Myhren points out that a Super Bowl buy is more than 30-seconds. There are two weeks of free national exposure when the media starts reporting and showcasing the commercials.
"And there's at least four weeks or longer afterlife when the commercial is online, comics like Jay Leno and Conan are joking about and people are buzzing about it at the water cooler," he says.
He says people are still checking out the first E*Trade baby commercial that debuted three years ago. "Millions have seen it and we're coming back this year because it still works," he says.
Among the Super Bowl commercials already generating buzz is Best Buy's first ever spot to air in the third quarter featuring kid pop star Justin Bieber and aging rock star Ozzy Osbourne.
Among the other celebs: Kim Kardashian is the star of the Skechers 30-second spot; Faith Hill will appear in a Teleflora ad; and "Biggest Loser" trainer Jillian Michaels joins Danica Patrick in the GoDaddy.com commercial.
Annual big spender Anheuser-Busch is set to have five commercials including a 60-second feel-good romp with the Clydesdales; more comical Bud Light spots; and a Super Bowl debut of the company's Belgian brew Stella Artois.
In a humorous musical interlude, Oscar-winning actor Adrien Brody will portray a jazz club crooner who only has eyes for Stella.
For years, Anheuser-Busch has been the best advertiser at branding a product during the Super Bowl so the departure to pitch an import is intriguing, says marketing professor Derek Rucker of the Kellogg School of Management at Northwestern University.
The school is known for its Super Bowl Advertising Review, during which a panel of 40-plus students rank the success of product branding.
"Anheuser-Busch has never dropped the ball as far as making effective commercials for the Super Bowl," says Rucker who has seen a lot of advertisers blow the chance to make a lasting impression. "You can have a funny ad that every one likes but if it doesn't tie into the product or the brand then it fails," he says.
Recalling last year's commercials, the Kellogg Review gave high marks to the Snickers commercial in which a cranky octogenarian White turned into a young guy ready to play ball after eating a Snickers bar.

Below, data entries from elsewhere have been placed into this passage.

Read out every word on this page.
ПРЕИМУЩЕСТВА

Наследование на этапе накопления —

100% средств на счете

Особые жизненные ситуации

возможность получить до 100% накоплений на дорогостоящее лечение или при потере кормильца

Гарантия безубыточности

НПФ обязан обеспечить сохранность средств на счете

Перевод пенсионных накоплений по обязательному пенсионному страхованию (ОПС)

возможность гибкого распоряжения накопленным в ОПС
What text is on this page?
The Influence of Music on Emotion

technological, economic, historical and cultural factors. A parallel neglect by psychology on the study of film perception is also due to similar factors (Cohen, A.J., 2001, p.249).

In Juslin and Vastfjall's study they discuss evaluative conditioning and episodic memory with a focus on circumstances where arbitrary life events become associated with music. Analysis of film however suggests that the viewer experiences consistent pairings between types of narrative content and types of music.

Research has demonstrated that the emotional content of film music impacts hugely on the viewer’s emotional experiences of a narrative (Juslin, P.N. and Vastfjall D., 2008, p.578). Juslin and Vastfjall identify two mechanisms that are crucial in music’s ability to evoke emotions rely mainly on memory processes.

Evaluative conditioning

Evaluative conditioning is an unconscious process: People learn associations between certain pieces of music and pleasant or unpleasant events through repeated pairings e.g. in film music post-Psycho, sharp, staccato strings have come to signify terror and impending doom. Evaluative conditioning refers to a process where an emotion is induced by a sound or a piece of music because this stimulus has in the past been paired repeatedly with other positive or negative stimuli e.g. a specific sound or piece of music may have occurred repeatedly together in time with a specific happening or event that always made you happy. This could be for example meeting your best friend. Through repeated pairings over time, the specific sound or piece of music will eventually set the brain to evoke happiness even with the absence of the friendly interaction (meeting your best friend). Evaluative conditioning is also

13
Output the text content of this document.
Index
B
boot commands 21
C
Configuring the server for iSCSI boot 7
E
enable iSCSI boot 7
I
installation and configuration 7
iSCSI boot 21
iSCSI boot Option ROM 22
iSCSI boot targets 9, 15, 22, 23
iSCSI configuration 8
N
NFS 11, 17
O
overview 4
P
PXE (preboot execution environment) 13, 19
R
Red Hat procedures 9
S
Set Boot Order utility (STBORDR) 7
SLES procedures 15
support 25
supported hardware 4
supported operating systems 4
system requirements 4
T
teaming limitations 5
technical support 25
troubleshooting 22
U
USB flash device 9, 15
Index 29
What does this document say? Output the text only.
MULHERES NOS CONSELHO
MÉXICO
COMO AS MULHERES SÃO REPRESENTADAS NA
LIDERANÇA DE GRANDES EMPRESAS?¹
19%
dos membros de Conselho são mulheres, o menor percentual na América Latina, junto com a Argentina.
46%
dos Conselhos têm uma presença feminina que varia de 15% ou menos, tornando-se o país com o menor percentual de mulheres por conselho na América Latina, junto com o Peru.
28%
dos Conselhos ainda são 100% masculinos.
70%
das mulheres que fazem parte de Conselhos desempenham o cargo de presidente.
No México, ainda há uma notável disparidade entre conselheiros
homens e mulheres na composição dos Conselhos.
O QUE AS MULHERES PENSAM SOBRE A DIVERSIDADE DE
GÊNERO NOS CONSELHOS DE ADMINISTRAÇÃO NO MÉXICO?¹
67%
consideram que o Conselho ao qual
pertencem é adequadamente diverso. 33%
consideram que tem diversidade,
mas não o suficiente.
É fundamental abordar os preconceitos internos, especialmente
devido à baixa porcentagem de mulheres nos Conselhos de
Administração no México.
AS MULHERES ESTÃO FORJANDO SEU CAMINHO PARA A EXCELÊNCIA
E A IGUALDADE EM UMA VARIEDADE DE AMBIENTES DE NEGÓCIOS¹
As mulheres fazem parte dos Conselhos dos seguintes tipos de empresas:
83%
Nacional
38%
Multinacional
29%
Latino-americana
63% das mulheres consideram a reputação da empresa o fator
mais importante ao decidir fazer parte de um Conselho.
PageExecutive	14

Another winner was the Google ad in which a long-distance romance unfolds through Google searches. "That was a great way to show what the product does," says Rucker.
This year Rucker is also interested in seeing how the various automobile companies distinguish their products.
Mercedes-Benz also is a first timer with a commercial featuring rapper Diddy. A Kia ad for the 2011 Optima features an alien driver. And Volkswagen features an animated Beetle speeding through a forest.
An ad for Audi, set to air in the first break after kick-off, is called "Release the Hounds" and has an irreverent, satirical overtone as it follows two well-dressed inmates who break out of a luxury prison.
General Motors will have five Chevrolet commercials; a tie-in with Fox's post-Super Bowl "Glee" episode and it will present a Camaro to the game's most valuable player.
General Motors Marketing Officer Joel Ewanick has said the company is using humor to "reintroduce Chevrolet in an engaging and interesting way."
In one, a seemingly boring car dealership ad comes alive when a Camaro morphs into the Bumblebee character from the "Transformers" movies. In another ad, a Silverado is like famed collie Lassie, helping rescue a boy for some weird perils.
Disney will advertise the fourth "Pirates of the Caribbean" film and "Cars 2." Paramount is advertising five films including "Captain America," "Transformers: Dark of the Moon" and "Thor."
Vacation rental company HomeAway, which did a "National Lampoon" spot last year with Chevy Chase, is back with the fictional "Minister of Detourism" in a top-secret government testing facility where a "hotel room simulator" tests "limited space syndrome" and a "test baby" gets smashed.